Plane leaving us in Lukla
We were all welcomed into a tea room and we gathered around a wood burning stove which for the next few weeks would be the center of our group. A television normally demands the attention in an evening now there was people jostling not for a view but the nearest to the stove. This became more so the higher up the trail we went and as the fuel changed from wood to yak dung. The Kw output of yak dung isn’t high in a large tea room at Gorak Shep I can tell you. Anyway, we had the first days trekking to do from Lukla to Phakding for our first overnight camp then up to Namche Bazar.
Snow and ice were a hazard through the first days trekking, steep slopes and stone steps were not easy to negotiate but we got in a stride as we passed by houses and farms in the valley. The trail crosses from one side of the river to the other using metal suspension bridges, below you the cold water from the glaciers higher up the hills churned and evidence of old wooden bridges long collapsed lay in ruins used by the earlier mountaineers.
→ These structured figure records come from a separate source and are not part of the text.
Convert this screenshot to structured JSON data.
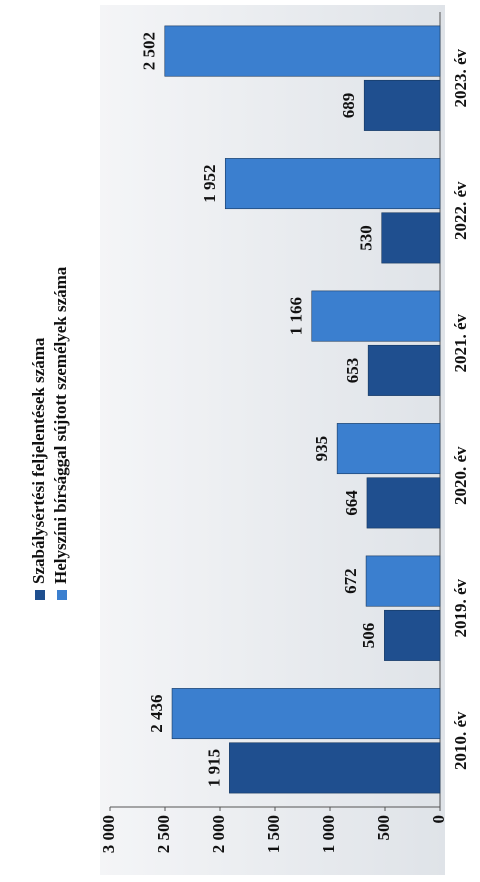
{
  "chart_data": {
    "type": "bar",
    "categories": [
      "2010. év",
      "2019. év",
      "2020. év",
      "2021. év",
      "2022. év",
      "2023. év"
    ],
    "series": [
      {
        "name": "Szabálysértési feljelentések száma",
        "color": "#1f4f8f",
        "values": [
          1915,
          506,
          664,
          653,
          530,
          689
        ],
        "value_labels": [
          "1 915",
          "506",
          "664",
          "653",
          "530",
          "689"
        ]
      },
      {
        "name": "Helyszíni bírsággal sújtott személyek száma",
        "color": "#3b7fcf",
        "values": [
          2436,
          672,
          935,
          1166,
          1952,
          2502
        ],
        "value_labels": [
          "2 436",
          "672",
          "935",
          "1 166",
          "1 952",
          "2 502"
        ]
      }
    ],
    "ylim": [
      0,
      3000
    ],
    "yticks": [
      0,
      500,
      {
        "value": 1000,
        "label": "1 000"
      },
      {
        "value": 1500,
        "label": "1 500"
      },
      {
        "value": 2000,
        "label": "2 000"
      },
      {
        "value": 2500,
        "label": "2 500"
      },
      {
        "value": 3000,
        "label": "3 000"
      }
    ]
  }
}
Prayer flags were seen all along the trail, they are almost hypnotic blowing in the breeze the five colours fluttering from bridges, tea houses and the trees around some ones home. The rectangular pieces of cloth represent the five elements and the five pure lights. The come in an order left to right Blue (Sky and space), White (Air and wind), Red (Fire), Green (Water) and yellow (Earth). The flags are used to promote peace, compassion, strength and wisdom. The mantras will be blown by the wind to spread good will and compassion into all-pervading space.
As we neared Phakding our blue tents could be seen across the river, erected by the porters who would each day take them down and leap-frog past us during the day and have them ready at the next camp. The snow had now gone on this section of the trail, and our camp was in the garden of a tea house where evening meal was served.
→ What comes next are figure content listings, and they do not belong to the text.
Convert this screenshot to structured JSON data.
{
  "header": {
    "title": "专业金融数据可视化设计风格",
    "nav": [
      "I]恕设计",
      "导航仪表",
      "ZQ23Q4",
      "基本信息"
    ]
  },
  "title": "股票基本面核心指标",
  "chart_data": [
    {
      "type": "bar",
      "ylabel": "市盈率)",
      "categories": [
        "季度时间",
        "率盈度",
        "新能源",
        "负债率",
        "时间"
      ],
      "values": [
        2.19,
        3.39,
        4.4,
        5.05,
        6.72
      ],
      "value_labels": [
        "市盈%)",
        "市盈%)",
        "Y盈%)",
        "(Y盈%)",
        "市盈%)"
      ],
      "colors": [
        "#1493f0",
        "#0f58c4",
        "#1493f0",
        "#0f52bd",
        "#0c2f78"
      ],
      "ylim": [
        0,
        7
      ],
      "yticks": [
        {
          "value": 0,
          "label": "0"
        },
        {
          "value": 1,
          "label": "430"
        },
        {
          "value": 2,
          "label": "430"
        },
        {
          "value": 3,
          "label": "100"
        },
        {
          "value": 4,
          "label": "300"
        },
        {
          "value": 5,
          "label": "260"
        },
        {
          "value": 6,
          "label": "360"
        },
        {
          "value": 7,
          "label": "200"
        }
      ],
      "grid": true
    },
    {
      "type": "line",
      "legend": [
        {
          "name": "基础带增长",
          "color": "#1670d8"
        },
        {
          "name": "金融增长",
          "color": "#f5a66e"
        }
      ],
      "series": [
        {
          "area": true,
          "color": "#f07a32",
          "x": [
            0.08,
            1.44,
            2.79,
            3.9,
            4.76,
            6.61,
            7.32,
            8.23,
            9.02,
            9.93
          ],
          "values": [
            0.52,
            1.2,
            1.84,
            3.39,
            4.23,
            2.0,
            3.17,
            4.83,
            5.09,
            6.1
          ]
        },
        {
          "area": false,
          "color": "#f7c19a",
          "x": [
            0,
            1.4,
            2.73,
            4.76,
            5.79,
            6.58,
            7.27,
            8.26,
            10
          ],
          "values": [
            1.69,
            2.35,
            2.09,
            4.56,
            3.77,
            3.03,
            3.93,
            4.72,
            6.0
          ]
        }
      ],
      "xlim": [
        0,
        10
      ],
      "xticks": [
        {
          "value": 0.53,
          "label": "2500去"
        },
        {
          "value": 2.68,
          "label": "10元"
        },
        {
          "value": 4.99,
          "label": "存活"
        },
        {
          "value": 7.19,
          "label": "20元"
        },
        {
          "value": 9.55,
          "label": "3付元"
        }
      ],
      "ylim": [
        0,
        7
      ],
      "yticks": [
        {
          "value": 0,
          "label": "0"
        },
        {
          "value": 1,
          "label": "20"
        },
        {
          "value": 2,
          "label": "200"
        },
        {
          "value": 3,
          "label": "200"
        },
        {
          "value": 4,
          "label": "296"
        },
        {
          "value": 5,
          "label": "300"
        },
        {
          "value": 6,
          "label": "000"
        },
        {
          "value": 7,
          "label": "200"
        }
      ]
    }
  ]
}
Hydration is important especially at altitude, every evening we had our water bottles filled with boiling water. A tip given to us, was slide a bottle into a hiking sock to make a hot water bottle for the evening, next day this would be our purified drinking water.
It was here we entered Sagarmatha National Park, we showed our permits and continued to our next nights camp at Namche Bazar.
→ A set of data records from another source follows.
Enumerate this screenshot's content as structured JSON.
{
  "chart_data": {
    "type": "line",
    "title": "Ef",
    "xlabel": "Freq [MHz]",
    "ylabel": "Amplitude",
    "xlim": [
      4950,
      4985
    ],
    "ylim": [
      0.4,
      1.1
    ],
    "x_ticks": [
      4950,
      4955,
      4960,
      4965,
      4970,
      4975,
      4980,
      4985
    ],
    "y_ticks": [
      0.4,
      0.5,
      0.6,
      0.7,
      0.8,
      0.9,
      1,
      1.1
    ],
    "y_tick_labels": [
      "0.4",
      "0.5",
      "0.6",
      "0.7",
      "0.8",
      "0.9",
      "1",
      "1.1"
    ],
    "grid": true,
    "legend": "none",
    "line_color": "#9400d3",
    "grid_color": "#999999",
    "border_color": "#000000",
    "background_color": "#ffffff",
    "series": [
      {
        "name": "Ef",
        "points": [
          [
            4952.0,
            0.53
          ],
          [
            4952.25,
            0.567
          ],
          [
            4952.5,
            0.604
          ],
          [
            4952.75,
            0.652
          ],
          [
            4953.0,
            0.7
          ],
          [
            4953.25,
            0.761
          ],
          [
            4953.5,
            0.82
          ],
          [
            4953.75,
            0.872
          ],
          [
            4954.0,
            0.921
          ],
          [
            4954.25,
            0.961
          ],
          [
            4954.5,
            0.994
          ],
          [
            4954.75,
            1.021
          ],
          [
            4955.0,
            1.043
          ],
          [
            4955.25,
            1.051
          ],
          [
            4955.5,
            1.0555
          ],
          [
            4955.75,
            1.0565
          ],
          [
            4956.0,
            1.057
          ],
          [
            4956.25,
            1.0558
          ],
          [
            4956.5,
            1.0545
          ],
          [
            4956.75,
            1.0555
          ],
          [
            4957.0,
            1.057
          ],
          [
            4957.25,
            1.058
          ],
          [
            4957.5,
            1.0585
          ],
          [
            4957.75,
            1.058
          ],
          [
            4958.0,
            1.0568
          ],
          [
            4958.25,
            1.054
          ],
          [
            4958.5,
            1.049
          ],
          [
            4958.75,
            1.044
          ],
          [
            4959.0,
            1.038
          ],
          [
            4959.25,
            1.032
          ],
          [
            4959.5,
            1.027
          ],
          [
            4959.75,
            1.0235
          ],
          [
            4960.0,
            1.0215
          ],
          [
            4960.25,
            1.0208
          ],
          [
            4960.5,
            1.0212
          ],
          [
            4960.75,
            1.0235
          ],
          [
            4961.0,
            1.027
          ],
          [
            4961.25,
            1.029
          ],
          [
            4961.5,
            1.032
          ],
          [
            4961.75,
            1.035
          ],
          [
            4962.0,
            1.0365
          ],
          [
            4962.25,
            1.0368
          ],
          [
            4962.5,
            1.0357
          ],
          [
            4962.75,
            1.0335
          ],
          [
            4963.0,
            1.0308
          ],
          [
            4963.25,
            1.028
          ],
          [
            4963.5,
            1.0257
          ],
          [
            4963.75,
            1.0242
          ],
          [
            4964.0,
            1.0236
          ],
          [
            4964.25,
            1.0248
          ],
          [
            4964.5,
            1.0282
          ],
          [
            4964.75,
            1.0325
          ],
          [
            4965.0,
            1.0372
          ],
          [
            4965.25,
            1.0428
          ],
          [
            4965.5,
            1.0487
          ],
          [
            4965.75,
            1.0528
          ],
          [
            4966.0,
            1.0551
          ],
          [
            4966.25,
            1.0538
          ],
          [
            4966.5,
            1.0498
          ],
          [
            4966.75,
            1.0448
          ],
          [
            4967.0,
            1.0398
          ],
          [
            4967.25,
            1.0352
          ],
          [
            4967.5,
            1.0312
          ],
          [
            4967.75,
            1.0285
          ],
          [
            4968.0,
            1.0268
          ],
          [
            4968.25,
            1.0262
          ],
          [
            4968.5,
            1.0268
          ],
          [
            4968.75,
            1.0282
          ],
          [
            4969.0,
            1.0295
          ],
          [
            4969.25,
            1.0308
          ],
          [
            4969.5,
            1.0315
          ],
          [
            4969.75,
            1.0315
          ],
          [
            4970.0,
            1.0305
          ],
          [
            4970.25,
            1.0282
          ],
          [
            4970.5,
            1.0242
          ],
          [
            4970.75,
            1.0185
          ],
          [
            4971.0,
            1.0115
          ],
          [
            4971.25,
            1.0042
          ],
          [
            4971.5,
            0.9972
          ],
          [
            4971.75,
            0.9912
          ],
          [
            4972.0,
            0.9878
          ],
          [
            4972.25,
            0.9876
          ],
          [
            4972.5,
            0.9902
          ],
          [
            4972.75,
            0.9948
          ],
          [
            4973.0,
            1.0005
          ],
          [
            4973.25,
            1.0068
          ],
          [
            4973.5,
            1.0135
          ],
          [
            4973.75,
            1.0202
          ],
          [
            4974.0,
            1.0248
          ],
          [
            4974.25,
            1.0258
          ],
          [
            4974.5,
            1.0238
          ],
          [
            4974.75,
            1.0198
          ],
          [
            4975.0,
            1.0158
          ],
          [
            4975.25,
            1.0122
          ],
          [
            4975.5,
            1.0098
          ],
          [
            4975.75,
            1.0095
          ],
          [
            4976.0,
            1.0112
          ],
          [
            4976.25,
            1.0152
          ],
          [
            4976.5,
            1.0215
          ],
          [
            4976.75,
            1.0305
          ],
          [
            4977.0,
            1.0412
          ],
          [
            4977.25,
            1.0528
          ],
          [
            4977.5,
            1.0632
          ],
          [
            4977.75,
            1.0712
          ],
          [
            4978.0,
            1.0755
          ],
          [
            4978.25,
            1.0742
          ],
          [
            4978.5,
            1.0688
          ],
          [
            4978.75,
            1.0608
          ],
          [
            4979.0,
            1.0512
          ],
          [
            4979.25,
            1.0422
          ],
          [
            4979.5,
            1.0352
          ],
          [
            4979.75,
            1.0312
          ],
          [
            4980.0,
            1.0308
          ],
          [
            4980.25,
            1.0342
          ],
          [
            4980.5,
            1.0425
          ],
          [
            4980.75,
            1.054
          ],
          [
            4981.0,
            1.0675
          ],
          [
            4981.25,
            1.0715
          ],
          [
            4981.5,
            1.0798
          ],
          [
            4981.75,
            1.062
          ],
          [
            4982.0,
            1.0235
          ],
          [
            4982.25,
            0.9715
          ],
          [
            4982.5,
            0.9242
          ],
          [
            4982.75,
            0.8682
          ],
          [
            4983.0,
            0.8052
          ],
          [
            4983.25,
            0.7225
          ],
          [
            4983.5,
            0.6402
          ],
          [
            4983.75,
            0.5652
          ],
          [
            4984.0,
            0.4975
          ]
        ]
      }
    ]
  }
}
The day ahead was similar terrain, dropping down through valleys to the river edge then follow-up stream towards Monjo. Here the porters had made our lunch or hot orange juice, potatoes and other foods with slow release energy.
After Lunch we left the river and followed the path steeply up the valley and crossed a high bridge to a trail that would take us to Namche Bazar. A bustling town in a bowl on the side of the mountain. Nothing quite prepares you for Namche, it has everything from bars, schools and hospitals. Internet cafe and phones, the last opportunity to call home and speak to loved ones. There are shops selling camping and climbing gear, I think most items were counterfeit though.
The terraces o farm land lead up from the bazaar to the next village on our trek and would be the destination of an acclimatization walk the next day. Our camp for the evening would again be the gardens of a tea house but due to the amount of snow and the time the porters had to clear the ground we were put up in the small guest rooms. I would miss my tent, but I would be back in it soon. In the grounds of the tea house was an old russian helicopter that had landed and never used again.
The next day we would get our first view of Everest from the trail and the first view of a mountain that would stay with us for several day Ama Dablam.